Los dos nuevos planetas son más aptos para la vida que el descubierto en octubre

Dan vueltas alrededor de estrellas en Virgo y Osa Mayor, a 35 años luz de la Tierra

Dos nuevos y grandes planetas que podrían contener agua y ser compatibles con la vida han sido descubiertos en estrellas situadas a 35 años luz de la Tierra. Este descubrimiento, hecho de forma indirecta ya que los planetas no reflejan la luz y no se pueden fotografiar con los telescopios actuales, ha sido presentado en la reunión de la Asociación Astronómica Americana en Tejas. Hasta ahora sólo se había detectado -en octubre pasado- un planeta alrededor de una estrella más lejana y se encuentra tan cerca de ella que no podría albergar vida.

La búsqueda de planetas hecha posible por los avances tecnológicos responde a la convicción de los astrónomos de que el sistema solar no puede ser el único existente en el Universo. La existencia e incluso el tamaño y la temperatura superficial de los dos nuevos planetas se ha deducido de las ligerísimas oscilaciones en el espacio de las estrellas a las que orbitan, debido a la perturbación gravitacional que causa su masa.Los dos planetas son muy grandes, mayores que Júpiter, y por tanto es muy probable que se trate de bolas gaseosas. También es probable que existan otros más pequeños junto a ellos, todavía no detectables. Del análisis de las perturbaciones que causan los dos planetas se deduce su masa y la forma y duración de su órbita, y de su distancia a la estrella, cuyo brillo se conoce, se deduce su temperatura.

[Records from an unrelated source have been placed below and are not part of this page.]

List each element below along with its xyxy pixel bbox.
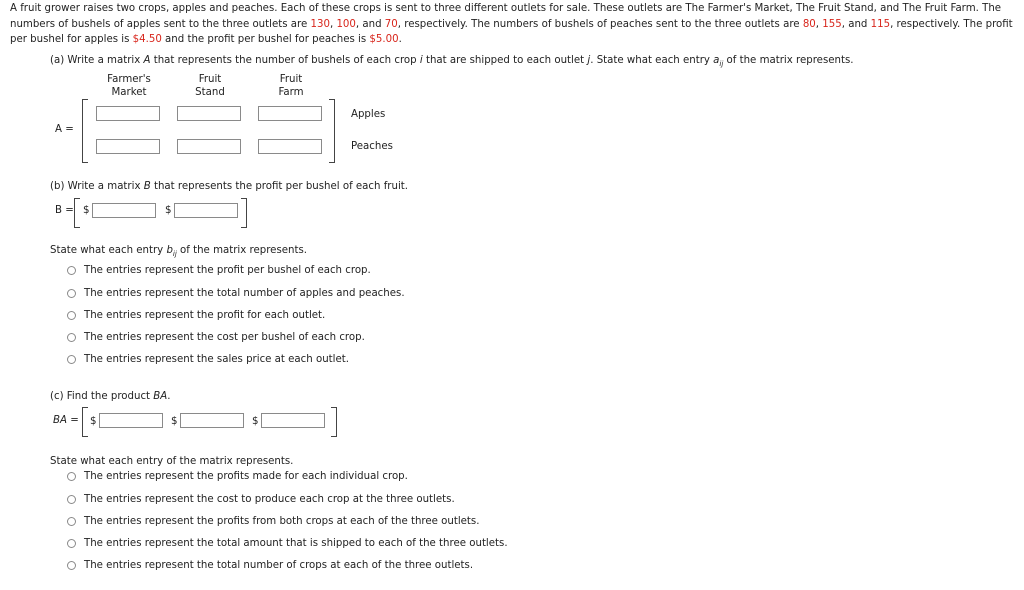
header-line: Farmer's: [107, 74, 151, 85]
currency-sign: $: [90, 416, 97, 427]
part-c-option-4-radio[interactable]: [67, 539, 76, 548]
part-b-option-5-label[interactable]: The entries represent the sales price at each outlet.: [84, 354, 349, 365]
peaches-value-1: 80: [802, 18, 816, 30]
matrix-ba-label: [53, 415, 79, 426]
part-b-option-4-radio[interactable]: [67, 333, 76, 342]
intro-text: per bushel for apples is: [10, 34, 133, 46]
intro-text: numbers of bushels of apples sent to the three outlets are: [10, 18, 311, 30]
prompt-var: j: [587, 55, 591, 66]
prompt-var: a: [713, 55, 720, 66]
intro-text: ,: [329, 18, 337, 30]
part-b-option-2-label[interactable]: The entries represent the total number of apples and peaches.: [84, 288, 405, 299]
part-b-option-5-radio[interactable]: [67, 355, 76, 364]
matrix-a-left-bracket: [82, 99, 88, 163]
header-line: Fruit: [198, 74, 222, 85]
apples-value-1: 130: [310, 18, 330, 30]
part-b-option-1-label[interactable]: The entries represent the profit per bushel of each crop.: [84, 265, 371, 276]
prompt-text: that represents the profit per bushel of each fruit.: [150, 181, 409, 192]
prompt-text: (c) Find the product: [50, 391, 154, 402]
matrix-ba-right-bracket: [331, 407, 337, 437]
part-c-option-1-label[interactable]: The entries represent the profits made for each individual crop.: [84, 471, 408, 482]
intro-text: and the profit per bushel for peaches is: [161, 34, 370, 46]
matrix-b-right-bracket: [241, 198, 247, 228]
part-b-option-3-radio[interactable]: [67, 311, 76, 320]
part-c-prompt: [50, 391, 171, 402]
intro-text: , respectively. The profit: [890, 18, 1013, 30]
prompt-subscript: ij: [719, 60, 724, 69]
matrix-a-peaches-farmers-market-input[interactable]: [96, 139, 160, 154]
matrix-a-apples-fruit-farm-input[interactable]: [258, 106, 322, 121]
prompt-text: . State what each entry: [590, 55, 714, 66]
matrix-a-label: A =: [55, 124, 74, 135]
matrix-a-peaches-fruit-stand-input[interactable]: [177, 139, 241, 154]
intro-line-1: A fruit grower raises two crops, apples and peaches. Each of these crops is sent to three different outlets for sale. These outlets are The Farmer's Market, The Fruit Stand, and The Fruit Farm. The: [10, 3, 1002, 14]
prompt-var: B: [143, 181, 151, 192]
currency-sign: $: [252, 416, 259, 427]
part-c-option-1-radio[interactable]: [67, 472, 76, 481]
intro-text: , and: [841, 18, 871, 30]
part-b-option-3-label[interactable]: The entries represent the profit for each outlet.: [84, 310, 326, 321]
matrix-ba-left-bracket: [82, 407, 88, 437]
prompt-text: .: [167, 391, 171, 402]
matrix-a-apples-fruit-stand-input[interactable]: [177, 106, 241, 121]
matrix-b-peaches-profit-input[interactable]: [174, 203, 238, 218]
part-c-option-5-label[interactable]: The entries represent the total number of crops at each of the three outlets.: [84, 560, 474, 571]
part-b-option-1-radio[interactable]: [67, 266, 76, 275]
prompt-var: BA: [153, 391, 168, 402]
part-c-option-2-radio[interactable]: [67, 495, 76, 504]
header-line: Farm: [278, 86, 304, 98]
matrix-a-peaches-fruit-farm-input[interactable]: [258, 139, 322, 154]
part-c-option-4-label[interactable]: The entries represent the total amount that is shipped to each of the three outlets.: [84, 538, 508, 549]
part-c-option-5-radio[interactable]: [67, 561, 76, 570]
part-c-option-3-label[interactable]: The entries represent the profits from both crops at each of the three outlets.: [84, 516, 480, 527]
row-label-apples: Apples: [351, 109, 386, 120]
currency-sign: $: [171, 416, 178, 427]
matrix-label-text: BA =: [53, 415, 79, 426]
matrix-b-left-bracket: [74, 198, 80, 228]
intro-text: .: [398, 34, 402, 46]
part-a-prompt: [50, 55, 854, 68]
peaches-value-3: 115: [870, 18, 891, 30]
currency-sign: $: [165, 205, 172, 216]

El primer planeta orbita la estrella 70 Virginis, en la constelación de Virgo y tiene, según estas deducciones, 8,1 veces la masa de Júpiter, con una órbita muy elíptica y un año de 116 días terrestres; el otro, 3,5 veces más masivo que Júpiter, gira en una órbita circular alrededor de la estrella 47 Ursae Majoris en la Osa Mayor, con un año de 1.100 días. Se trata de estrellas cercanas, situadas a 35 años luz de la Tierra. La búsqueda de planetas se ha centrado en 120 estrellas parecidas al Sol a una distancia máxima de 100 año s luz de la Tierra.

Ocho años

Los descubridores de estos dos planetas, Geoffrey W. Marey y Paul Buttler, de universidades de California, llevan unos ocho años buscando sistemas planetarios distintos del solar. Cuando en octubre pasado se les adelantaron científicos suizos -Michel Mayor y Didier Queloz-, al anunciar el descubrimiento de un planeta en la constelación de Pegaso, ellos se encargaron de confirmar este descubrimiento con sus propias observaciones. Pero los datos sobre estos dos nuevos planetas no los han tenido seguros hasta hace tres, semanas.

Los astrónomos se han mostrado excitados sobre todo por el planeta en Virgo, porque su temperatura superficial se ha calculado en 85 grados centígrados, compatible con la existencia de agua en forma líquida y de vapor y de moléculas complejas, incluso orgánicas, como son la base de la vida. El otro planeta está más lejos y tendría una temperatura de menos 80 grados centígrados, también compatible con el agua, y es más parecido al modelo del sistema solar.

Según el especialista español en planetas Agustín Sánchez Lavega, el descubrimiento es importante y la técnica utilizada fiable, pero, además de tener que ser confirmado, de los datos obtenidos hasta ahora no se puede inferir la existencia de agua y mucho menos de vida en los nuevos planetas. La inferencia de la temperatura superficial, por ejemplo, utilizando cálculos estándar, es bastante aventurada. "Lo más interesante", señala este científico, "es que vemos que puede haber otros modelos de sistemas planetarios distintos al nuestro. No se puede decir que porque un planeta esté más cerca o más lejos pueda haber vida, ya que Mercurio y Venus -están más cerca del Sol que la Tierra y están muertos, que sepamos".

La carrera para encontrar planetas empezó en 1991 con un caso muy especial, el de los planetas detectados por Alexander Wolszczan de origen, polaco y actualmente en Estados Unidos, alrededor de un pulsar. Ésta es una estrella muy distinta del Sol y muy lejana, cuyas condiciones no permiten pensar en algo parecido a la vida que conocemos.

Ahora se han refinado las técnicas para detectar las ligerísimas oscilaciones de las estrellas. Marcy y Butler señalaron el miércoles que el proyecto se basa casi por completo en el soporte lógico (software) para analizarlas automáticamente. Sólo queda ver de verdad los planetas. Para descubrir más planetas con la misma técnica, los astrónomos confían en los nuevos telescopios Keck, en Hawai, y VLT en Chile y para fotografiarlos finalmente en la cámara infrarroja que se va a instalar en el telescopio Hubble.